The crowd scrambled to leave, only Jones Butler stayed behind.
Harvey Weinstein saw her, "Something wrong with you?"
Jones-Butler walked over and placed a file in her hand in front of Harvey Weinstein, "It's a movie made by a small company called Stanton Studios, recommended by CAA's Bill Rossis, and Moore and I went to see it, and they all agreed that it had some market potential."
Hearing her say that, Harvey Weinstein temporarily put down the work in his hands and turned over those materials to read them, and after a while, looked up and said, "You gave it priority?"
"Yes." Jones Butler stood at his right hand, "I'm speculating that the movie will cost about $200,000 to $300,000 to make, and I've made a prediction with the marketing people that this can be a volume million-dollar level project."
Harvey Weinstein, still relatively comfortable with Jones-Butler, followed up with, "Got the project?"
"No ..." Jones-Butler said as a matter of fact, "just had initial negotiations, our opening price and the other side of the asking price some gap."
After looking through all the information, Harvey Weinstein had a rare bit of interest, "Call them, I'll go see that movie tomorrow."
How could Murphy not think that when he saw Jones Butler again, the other party brought Harvey Weinstein, the actual controller of Miramax, not to mention him, even Bill Rossis, in front of such a circle predator as Harvey Weinstein, it is also an insignificant little person.
And Harvey Weinstein did not put the two of them in his eyes, in addition to the polite pleasantries when they met, from beginning to end did not say too much, just patiently watching Murphy once again in the conference room screening of "Fruit Hard Candy".
After the screening, Harvey Weinstein said a second word, directed at Jones Butler, not very loud, Murphy vaguely heard.
"Continue negotiations."
After leaving these words, Harvey Weinstein directly left the conference room.
In fact, it was not difficult to imagine that Harvey Weinstein, who had always loved independent films, would definitely be very busy when he came to the St.
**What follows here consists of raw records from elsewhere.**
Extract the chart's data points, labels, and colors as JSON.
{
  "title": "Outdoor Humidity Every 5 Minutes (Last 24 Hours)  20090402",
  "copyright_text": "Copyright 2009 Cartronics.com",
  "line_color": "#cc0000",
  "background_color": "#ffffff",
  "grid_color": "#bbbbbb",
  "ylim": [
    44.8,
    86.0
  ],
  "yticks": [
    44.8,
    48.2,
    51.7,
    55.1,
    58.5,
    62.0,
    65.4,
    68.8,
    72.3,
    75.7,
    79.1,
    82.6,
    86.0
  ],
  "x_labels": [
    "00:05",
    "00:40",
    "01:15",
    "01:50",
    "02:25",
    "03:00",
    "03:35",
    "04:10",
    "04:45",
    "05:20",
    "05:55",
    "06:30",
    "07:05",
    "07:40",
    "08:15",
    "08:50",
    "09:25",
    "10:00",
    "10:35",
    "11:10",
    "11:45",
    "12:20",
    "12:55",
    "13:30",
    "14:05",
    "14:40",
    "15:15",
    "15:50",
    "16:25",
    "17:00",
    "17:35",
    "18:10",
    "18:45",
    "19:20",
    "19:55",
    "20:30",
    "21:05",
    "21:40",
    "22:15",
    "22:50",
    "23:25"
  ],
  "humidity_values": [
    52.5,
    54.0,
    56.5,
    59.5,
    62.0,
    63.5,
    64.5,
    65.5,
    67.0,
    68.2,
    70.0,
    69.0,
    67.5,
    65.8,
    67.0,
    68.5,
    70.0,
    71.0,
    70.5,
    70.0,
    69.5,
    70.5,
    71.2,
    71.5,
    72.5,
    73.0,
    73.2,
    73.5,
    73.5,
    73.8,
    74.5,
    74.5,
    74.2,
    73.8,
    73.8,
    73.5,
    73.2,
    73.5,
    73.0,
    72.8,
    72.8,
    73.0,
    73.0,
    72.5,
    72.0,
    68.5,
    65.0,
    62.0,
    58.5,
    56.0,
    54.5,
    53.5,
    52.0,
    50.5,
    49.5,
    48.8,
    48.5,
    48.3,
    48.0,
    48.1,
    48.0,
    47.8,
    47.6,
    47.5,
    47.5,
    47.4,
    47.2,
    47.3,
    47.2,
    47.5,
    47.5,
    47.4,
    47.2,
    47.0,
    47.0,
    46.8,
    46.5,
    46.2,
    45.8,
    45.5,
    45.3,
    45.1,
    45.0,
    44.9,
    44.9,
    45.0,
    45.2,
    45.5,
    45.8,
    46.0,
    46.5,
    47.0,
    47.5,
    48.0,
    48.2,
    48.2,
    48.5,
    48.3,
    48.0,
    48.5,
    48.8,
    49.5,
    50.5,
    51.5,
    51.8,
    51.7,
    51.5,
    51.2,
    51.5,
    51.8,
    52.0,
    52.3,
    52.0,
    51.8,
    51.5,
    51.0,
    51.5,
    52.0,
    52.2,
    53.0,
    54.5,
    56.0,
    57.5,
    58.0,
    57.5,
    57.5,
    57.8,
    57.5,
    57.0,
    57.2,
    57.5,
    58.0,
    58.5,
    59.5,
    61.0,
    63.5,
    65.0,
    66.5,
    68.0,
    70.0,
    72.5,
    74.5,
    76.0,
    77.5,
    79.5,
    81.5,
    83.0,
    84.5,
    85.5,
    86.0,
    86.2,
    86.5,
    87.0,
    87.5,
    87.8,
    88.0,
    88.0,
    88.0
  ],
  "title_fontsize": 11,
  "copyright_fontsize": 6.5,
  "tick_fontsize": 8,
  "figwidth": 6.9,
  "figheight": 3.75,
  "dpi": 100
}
Dennis Film Festival, which mainly focused on independent films, and even if Murphy had a high opinion of himself, he knew that Harvey Weinstein would not put too much stock in himself and small productions such as Fruity Hard Candy.
According to his speculation, the big fat man's visit to take a look was nothing more than a responsibility for the company's business, and a nearly million dollar deal wasn't something that could be struck casually.
Every business and every project in this circle was far from being as casual as one might think from the outside.
Subsequently, Murphy and Jones Butler began a tug-of-war negotiation, six hundred thousand dollars and one and a half million dollars gap is huge, the difficulty of the negotiations between the two sides can be imagined, well, whether it is Murphy or Jones Butler, know that the deal wants to be completed, and each other must make some compromises.
As for the mainstream commercial movie distribution contract and share agreement these unreliable things, Murphy simply no longer mention, the cooperation between the two sides will only buy out the copyright way, his energy is also mainly focused on as far as possible for the Stanton work is to fight for more sell-out funds.
He can not always produce "Fruit Hard Candy" this kind of project, otherwise can only stay in the bottom of Hollywood, the next step also need more money to complete their own plans.
Like ninety percent of Hollywood's directors, Murphy developed a plan to start with small independent productions, build up to a certain amount of money and resume, and gradually move toward mainstream films.
After three days and five rounds of negotiations, Murphy and Jones-Butler finally reached an agreement.